I frequently get errors from two of my cards in my rig of 12. It’s either GPU0, which is a 3060ti, or GPU11, which is a 3070. T-Rex Miner gives me these lines frequently:
WARN: NVML: can't get fan speed for GPU #0, error code 999
[FAIL] 39/43 - Low difficulty or invalid share, 34ms ... GPU #0
When I try to modify overclock settings in the web GUI I get this type of error:
=== GPU 11, 10:00.0 GeForce RTX 3070 7982 MB, PL: 100 W, 270 W, 300 W === 16:49:31 SET POWER LIMIT: 125.0 W [Unknown Error] (exicode=123) Max Perf mode: 4 (auto) ERROR: Error assigning value 95 to attribute 'GPUTargetFanSpeed' (NB1:0[fan:16]) as specified in assignment '[fan:16]/GPUTargetFanSpeed=95' (Unknown Error). ERROR: Error assigning value 95 to attribute 'GPUTargetFanSpeed' (NB1:0[fan:17]) as specified in assignment '[fan:17]/GPUTargetFanSpeed=95' (Unknown Error). ERROR: Error assigning value 0 to attribute 'GPUGraphicsClockOffset' (NB1:0[gpu:11]) as specified in assignment '[gpu:11]/GPUGraphicsClockOffset[4]=0' (Unknown Error). ERROR: Error assigning value 0 to attribute 'GPUMemoryTransferRateOffset' (NB1:0[gpu:11]) as specified in assignment '[gpu:11]/GPUMemoryTransferRateOffset[4]=0' (Unknown Error). Attribute 'GPUFanControlState' (NB1:0[gpu:11]) assigned value 1.
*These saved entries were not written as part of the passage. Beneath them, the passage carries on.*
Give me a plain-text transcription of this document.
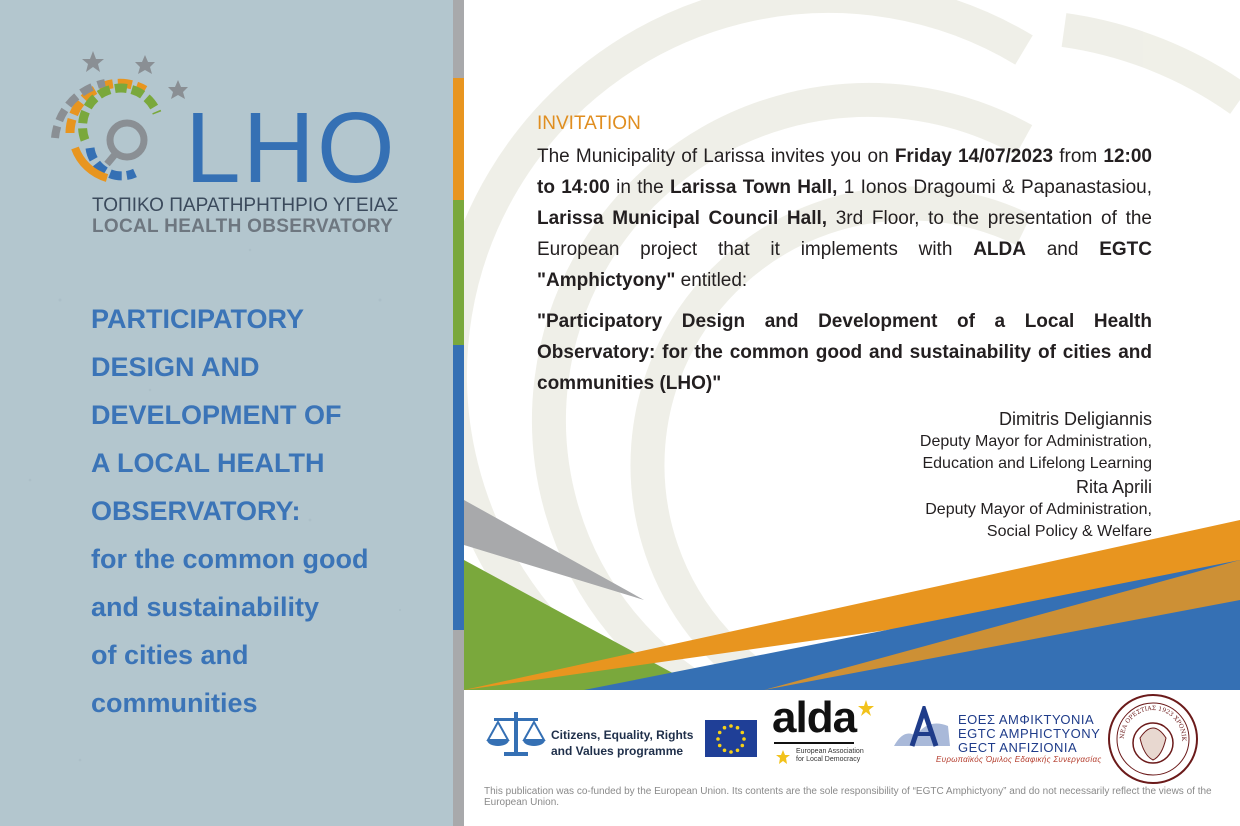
LHO
ΤΟΠΙΚΟ ΠΑΡΑΤΗΡΗΤΗΡΙΟ ΥΓΕΙΑΣ
LOCAL HEALTH OBSERVATORY
PARTICIPATORY
DESIGN AND
DEVELOPMENT OF
A LOCAL HEALTH
OBSERVATORY:
for the common good
and sustainability
of cities and
communities
INVITATION

The Municipality of Larissa invites you on Friday 14/07/2023 from 12:00 to 14:00 in the Larissa Town Hall, 1 Ionos Dragoumi & Papanastasiou, Larissa Municipal Council Hall, 3rd Floor, to the presentation of the European project that it implements with ALDA and EGTC "Amphictyony" entitled:

"Participatory Design and Development of a Local Health Observatory: for the common good and sustainability of cities and communities (LHO)"
Dimitris Deligiannis
Deputy Mayor for Administration,
Education and Lifelong Learning
Rita Aprili
Deputy Mayor of Administration,
Social Policy & Welfare
Citizens, Equality, Rights
and Values programme
alda
European Association
for Local Democracy
ΕΟΕΣ ΑΜΦΙΚΤΥΟΝΙΑ
EGTC AMPHICTYONY
GECT ANFIZIONIA
Ευρωπαϊκός Όμιλος Εδαφικής Συνεργασίας
ΝΕΑ ΟΡΕΣΤΙΑΣ 1923 ΧΡΟΝΙΚ
This publication was co-funded by the European Union. Its contents are the sole responsibility of “EGTC Amphictyony” and do not necessarily reflect the views of the European Union.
I run on the latest stable, but has also tried latest beta. A reboot seems to fix it, but it comes back quickly on either GPU #0 or #11.
These kind of problems are often caused by bad risers, wiring, connections, … Try switching cabling with neighboring cards and see if the problem stays with the same card or has moved to neighboring card…
Thank you! It seems to have to do with the riser not recovering from OC out of GPU bounds. After a lot of experimenting it seems that once I happen to tweak the overclocking out of the working range, so that I’m getting errors, the riser has to be power-cycled for the unit to start working again. A simple reboot is not sufficient, the riser needs to be powered off. And, of course, before powering it off I need to restore a working configuration in HiveOS again, or the problem will be right back when the miner starts, even if I issued a power-off.
The remedy for me seems to be:
Restore a known working configuration for the card
Power off completely
Boot up
It will probably work with replacing the last two steps with “Shutdown & reboot in 30 s” from the Hive web GUI. I also tried (as a proof of concept – not recommended!) to power off the riser while running, pulling its plug, and then soft-reboot, which also worked (but may be harmful to the hw).